In optimization, gradient and hessian information are used to intelligently find local minima. Could the derivative of the hessian also be used in optimization algorithms?

  • 2
    An extremely broad question. So, a broad answer: the $(n+1)$-th Taylor term can be used to estimate the error of approximating the function using the first $n$ terms.2017-02-07
  • 0
    I'm interested in why most optimization algorithms only use gradients and hessians, instead of further exploring derivatives.2017-02-07

2 Answers 2

1

Taking a narrow view of your question: In gradient decent, you're using a few facts. One is that local minima appear at points where the gradient is zero. (The may also appear at boundaries, but in many problems where this type of algorithm is used, you have reason to believe that it's not at the boundary.) Another is that, at a point with 0 gradient, the local extrema have Hessians with eigenvalues all of the same sign. The sign in this case tells you if it's a min or a max. The derivative of the Hessian will not give you more information than that as far as characterizing the point that you're currently evaluating. Third, if you're not already at a min, taking a "small enough" step in the direction of the negative gradient vector will move you to a spot that is closer to a local minimum. This last fact can be confirmed by taking a one-term Taylor series of $f(x-\eta \nabla f)$ around the point $x$ for "small" $\eta$.

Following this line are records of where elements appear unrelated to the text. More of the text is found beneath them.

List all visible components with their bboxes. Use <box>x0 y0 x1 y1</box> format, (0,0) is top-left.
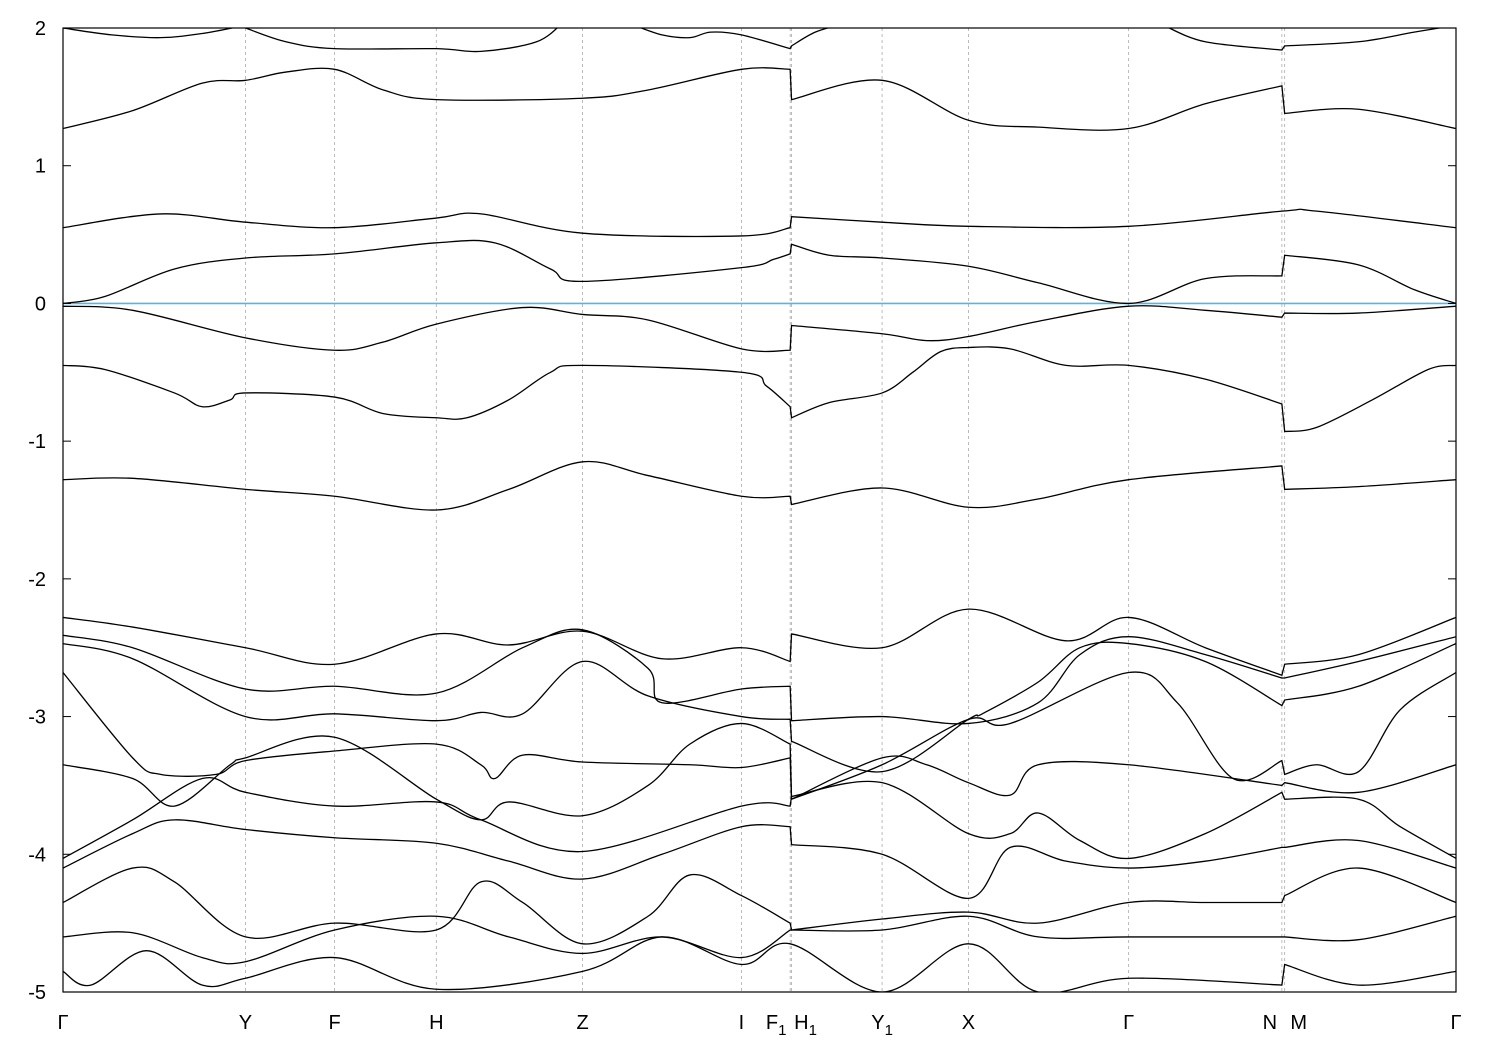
y-tick-label: 0 <box>35 293 46 315</box>
x-tick-subscript: 1 <box>778 1022 786 1039</box>
x-tick-label: Y <box>239 1012 252 1034</box>
x-tick-subscript: 1 <box>885 1022 893 1039</box>
x-tick-label: N <box>1263 1012 1277 1034</box>
grid-lines <box>245 28 1286 992</box>
band-line <box>63 819 1456 900</box>
band-line <box>1167 28 1444 51</box>
y-tick-label: -1 <box>28 431 46 453</box>
y-axis: 2 1 0 -1 -2 -3 -4 -5 <box>28 18 1456 1004</box>
band-line <box>63 641 1456 773</box>
y-tick-label: -4 <box>28 844 46 866</box>
y-tick-label: -5 <box>28 982 46 1004</box>
x-tick-label: Γ <box>1450 1012 1461 1034</box>
band-line <box>63 776 1456 860</box>
band-line <box>63 608 1456 677</box>
x-tick-label: I <box>739 1012 745 1034</box>
x-axis: Γ Y F H Z I F1 H1 Y1 X Γ N M Γ <box>57 1012 1461 1039</box>
x-tick-label: F <box>329 1012 341 1034</box>
x-tick-label: H1 <box>794 1012 817 1039</box>
plot-frame <box>62 27 1457 993</box>
x-tick-label: H <box>429 1012 443 1034</box>
x-tick-label: Y1 <box>871 1012 893 1039</box>
x-tick-label: X <box>962 1012 975 1034</box>
band-line <box>63 239 1456 305</box>
y-tick-label: 1 <box>35 156 46 178</box>
band-line <box>245 28 559 53</box>
band-line <box>63 915 1456 965</box>
band-line <box>63 671 1456 801</box>
x-tick-label: Γ <box>1123 1012 1134 1034</box>
band-line <box>63 936 1456 992</box>
band-line <box>63 28 236 39</box>
band-line <box>63 305 1456 353</box>
x-tick-label: Z <box>576 1012 588 1034</box>
x-tick-label: F1 <box>766 1012 787 1039</box>
band-line <box>63 866 1456 945</box>
band-line <box>639 28 830 50</box>
x-tick-subscript: 1 <box>809 1022 817 1039</box>
x-tick-label: M <box>1290 1012 1307 1034</box>
y-tick-label: 2 <box>35 18 46 40</box>
band-line <box>63 460 1456 511</box>
x-tick-label: Γ <box>57 1012 68 1034</box>
y-tick-label: -2 <box>28 569 46 591</box>
band-line <box>63 208 1456 238</box>
band-line <box>63 346 1456 433</box>
y-tick-label: -3 <box>28 707 46 729</box>
bands <box>63 28 1456 992</box>
band-line <box>63 722 1456 821</box>
band-line <box>63 67 1456 131</box>
band-line <box>63 628 1456 725</box>
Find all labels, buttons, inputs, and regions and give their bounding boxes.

Taking a broader view: You presumably could use information about higher derivatives to move through the space during your "descent" process in a smarter way. For example, you might be able to optimize the size of the step you take by looking at errors as bounded by higher-order terms in the Taylor series mentioned above. Maybe someone will note such an algorithm specifically. The practical question would be whether the additional computation and complication of computing higher derivatives would be worth the trouble, both in the set-up of the problem and in the actual execution of the algorithm.

3

You often use a quadratic approximation of your target-function and minimize this. By this, you will minimize $f(x_k) + \nabla^T x + x^T H(x_k)x$. This can easily be expressed in matrix-calculus and can easy find $dx = H^{-1}\nabla$ as direction. Ofcourse you could use a third-degree polynomial to approximate your target-function, but this is not as easy to write with matrices.

In addition, we can solve linear systems really efficient.